The court battle is rooted in Depp’s claim that Heard, his ex-wife and co-star of the blockbuster movie “Aquaman,” defamed him when she wrote an editorial in The Washington Post last December describing the backlash she experienced after speaking out about domestic abuse.
She wrote that she “felt the full force of our culture’s wrath for women” after making allegations of abuse. Her editorial never identified Depp by name, but his lawsuit filed in March alleges the article was clearly about the accusations she’d made against Depp as their marriage unraveled in 2016.
Depp maintains Heard’s claims are false, “refuted by two separate responding police officers, a litany of neutral third-party witnesses and 87 newly obtained surveillance camera videos,” according to the complaint,
The lawsuit was filed in Fairfax County, a suburb of Washington, D.C., because the Post is printed there.
In court papers, Heard explains that she wrote the op-ed while in Los Angeles and “submitted it to the Washington Post through my contact at the ACLU, who was based in New York.”
During Friday’s hearing, Heard’s lawyers argued that the proceedings belong in Los Angeles, as the parties and relevant witnesses reside there, and the Virginia case should be dismissed.
“Under any test, California is the appropriate forum,” said Eric M. George of Browne George Ross, the California-based law firm representing Heard.
Depp’s attorneys, meanwhile, contend that Heard sent the op-ed to the American Civil Liberties Union with directions to have it published in the Post.

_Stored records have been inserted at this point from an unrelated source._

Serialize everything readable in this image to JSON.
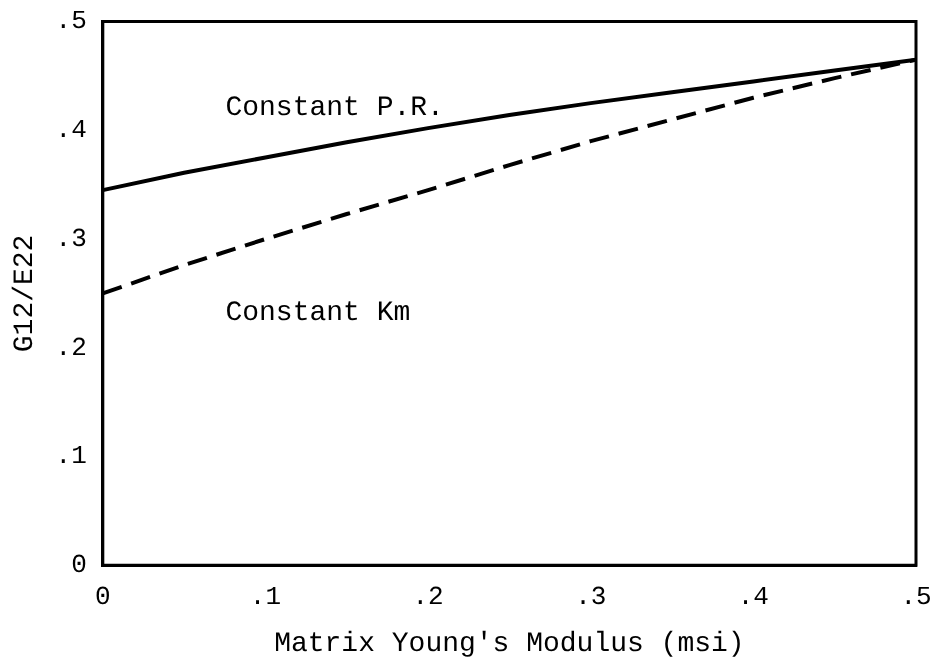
{
  "chart_data": {
    "type": "line",
    "xlabel": "Matrix Young's Modulus (msi)",
    "ylabel": "G12/E22",
    "x": [
      0,
      0.05,
      0.1,
      0.15,
      0.2,
      0.25,
      0.3,
      0.35,
      0.4,
      0.45,
      0.5
    ],
    "series": [
      {
        "name": "Constant P.R.",
        "color": "#000000",
        "line_style": "solid",
        "values": [
          0.345,
          0.361,
          0.375,
          0.389,
          0.402,
          0.414,
          0.425,
          0.435,
          0.445,
          0.455,
          0.465
        ]
      },
      {
        "name": "Constant Km",
        "color": "#000000",
        "line_style": "dashed",
        "values": [
          0.25,
          0.276,
          0.3,
          0.323,
          0.345,
          0.368,
          0.39,
          0.41,
          0.43,
          0.448,
          0.465
        ]
      }
    ],
    "xlim": [
      0,
      0.5
    ],
    "xticks": [
      {
        "value": 0,
        "label": "0"
      },
      {
        "value": 0.1,
        "label": ".1"
      },
      {
        "value": 0.2,
        "label": ".2"
      },
      {
        "value": 0.3,
        "label": ".3"
      },
      {
        "value": 0.4,
        "label": ".4"
      },
      {
        "value": 0.5,
        "label": ".5"
      }
    ],
    "ylim": [
      0,
      0.5
    ],
    "yticks": [
      {
        "value": 0,
        "label": "0"
      },
      {
        "value": 0.1,
        "label": ".1"
      },
      {
        "value": 0.2,
        "label": ".2"
      },
      {
        "value": 0.3,
        "label": ".3"
      },
      {
        "value": 0.4,
        "label": ".4"
      },
      {
        "value": 0.5,
        "label": ".5"
      }
    ],
    "grid": false,
    "legend": false,
    "marker": "none"
  }
}
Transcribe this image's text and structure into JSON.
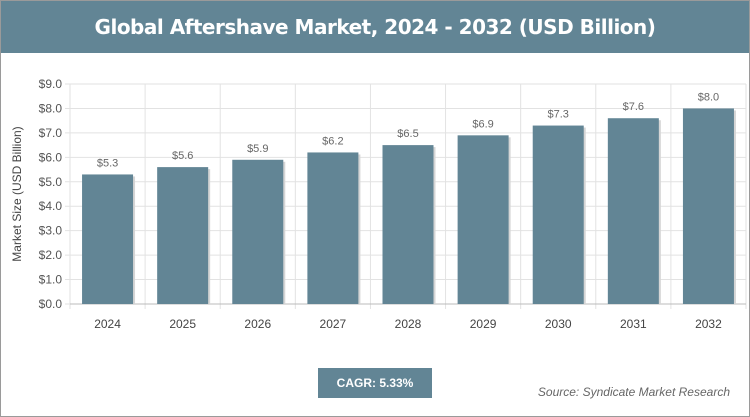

“The libel here occurred in Virginia,” said Benjamin Chew with the Washington, D.C office of Brown Rudnick. “This is the right forum. We are in the right place.”
Chief Circuit Court Judge Bruce White took the motion to dismiss under advisement and could make a decision within the coming weeks.
In a separate hearing Thursday, lawyers set Feb. 3, 2020, as a tentative trial date and estimated the case would stretch over 12 days.
Both Depp and Heard have accused one another of abuse fueled by drugs and alcohol. Their marriage ended in January 2017.